Reputation: 21
I'm struggling to understand the initial set up of my chromecast for casting on a local network. I want to test a media server app which I am developing in my spare time. The backend is an indexing server and I want the ability to cast media from my browser to the television.
I applied for and paid for access to the developer console which allowed me to register the serial number of the chromecast device. However the next step seems to be asking me to register a URL and publish the application.
This application is sandboxed and will be running on a local network though so I don't understand this step. When I try to run the sample applications on github I run into problems when I attempt to pass links into local media files (of any format) on my server.
These errors have included 'Cast API not present' or whitescreening of the browser. Would anyone who has successfully set up the API on their local network for casting explain how to do this initial configuration. Specifically, if you are running on a local (192.168.x.x) network (is https necessary?) and running a server (Tomcat in this case) on one of those machines which URLs do you provide for the custom receiver and (I guess) the sender.
Thanks a mill...
J
Upvotes: 0
Views: 7368
Reputation: 16308
It was confusing for me as well. But I finally found out that you need to host the receiver locally, and then expose that using a tool/service like ngrok. This is explained in step 3 in this tutorial:
https://codelabs.developers.google.com/codelabs/cast-receiver/index.html?index=..%2F..index#2
The gist is something like this, it can likely be done in other ways using other tools but this is according to the tutorial:
npm install -g http-server
npm install -g ngrok
cd app-done // This is the directory on your machine with the receiver app (like index.html etc)
http-server
After starting the http server above, make note of the port used. It might be 8080.
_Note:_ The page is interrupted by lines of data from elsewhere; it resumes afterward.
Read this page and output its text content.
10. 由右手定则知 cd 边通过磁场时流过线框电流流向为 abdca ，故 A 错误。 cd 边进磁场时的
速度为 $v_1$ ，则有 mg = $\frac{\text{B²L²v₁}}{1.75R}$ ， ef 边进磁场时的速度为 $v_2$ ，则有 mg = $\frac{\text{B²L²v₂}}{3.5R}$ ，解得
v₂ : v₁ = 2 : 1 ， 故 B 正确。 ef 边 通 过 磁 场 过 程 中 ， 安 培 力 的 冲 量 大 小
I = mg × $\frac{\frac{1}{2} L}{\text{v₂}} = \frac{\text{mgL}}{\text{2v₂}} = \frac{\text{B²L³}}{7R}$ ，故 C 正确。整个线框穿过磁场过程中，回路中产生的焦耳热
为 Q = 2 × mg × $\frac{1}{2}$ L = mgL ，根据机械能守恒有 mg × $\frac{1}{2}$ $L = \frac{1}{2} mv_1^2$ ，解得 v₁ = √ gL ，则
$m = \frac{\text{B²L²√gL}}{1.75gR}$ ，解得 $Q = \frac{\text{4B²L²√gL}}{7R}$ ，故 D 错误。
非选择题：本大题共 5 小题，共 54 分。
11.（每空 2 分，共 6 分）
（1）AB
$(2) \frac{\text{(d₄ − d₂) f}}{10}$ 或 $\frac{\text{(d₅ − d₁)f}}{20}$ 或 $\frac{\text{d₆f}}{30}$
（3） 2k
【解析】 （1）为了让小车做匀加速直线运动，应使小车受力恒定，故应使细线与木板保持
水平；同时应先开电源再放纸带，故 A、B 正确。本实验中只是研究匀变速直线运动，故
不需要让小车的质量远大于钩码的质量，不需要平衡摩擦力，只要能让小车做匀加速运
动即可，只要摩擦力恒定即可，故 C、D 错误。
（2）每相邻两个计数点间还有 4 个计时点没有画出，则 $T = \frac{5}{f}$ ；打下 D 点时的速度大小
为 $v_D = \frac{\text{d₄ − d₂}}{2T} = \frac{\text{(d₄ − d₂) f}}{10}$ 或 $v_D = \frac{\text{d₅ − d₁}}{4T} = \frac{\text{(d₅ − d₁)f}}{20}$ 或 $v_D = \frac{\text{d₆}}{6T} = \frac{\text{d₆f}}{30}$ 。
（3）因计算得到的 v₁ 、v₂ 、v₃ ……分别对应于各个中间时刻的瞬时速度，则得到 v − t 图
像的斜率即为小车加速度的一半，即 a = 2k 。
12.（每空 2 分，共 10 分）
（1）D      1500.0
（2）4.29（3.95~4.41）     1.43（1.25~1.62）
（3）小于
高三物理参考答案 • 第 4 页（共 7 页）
Use that port in the call to ngrok.
ngrok http 8080
Remember to leave http-server AND ngrok running. Ngrok will give you a publicly available URL, that URL will actually access your local http server, pointing to your receiver.
(Side note, and this is still bugging me (feel free to leave a comment if you know the answer): even though we can use a local receiver in this way, any URLs we throw to this receiver are still always worldwide URLs, i.e. we can never use local media from domains whose IPs are replaced by local IPs in hosts files etc. So we always have to use production (publicly available) media. I'd really like to find a way around this. However we can use IP number addresses in the local range, like 10.101.xxx.yyy etc)
Upvotes: 0
Reputation: 892
You need to registered your device so your Chromecast device can access the receiver app with or without SSL whether local or on the Internet. (HTTP and HTTPS)
A receiver app is a HTML file (receiver.html or whatever name you chose) and you registered its URL (http://192.168.x.x/whatever.html) when you generate an AppID using Google developer console.
With AppID in step 2 above, you put it in your native app (iOS, etc.)
Your native app then using Google API to search, connect, and do some handshaking with the connected cast device.
Because of the AppID, the connected cast device knows where/what URL to get the receiver app (http://192.168.x.x/whatever.html)
The rest is up to you what you are doing with your native app.
If you want to host media resources on your local network, you would need a web server, etc. That is the role of your sender app (native app) to communication with the connected cast device and send it the URLs for any resources.
One final note: Your cast device got the list of AppIDs and their corresponding receiver app URLs from Google.
Hope this help.
Edit: Resources URLs needed not be SSL.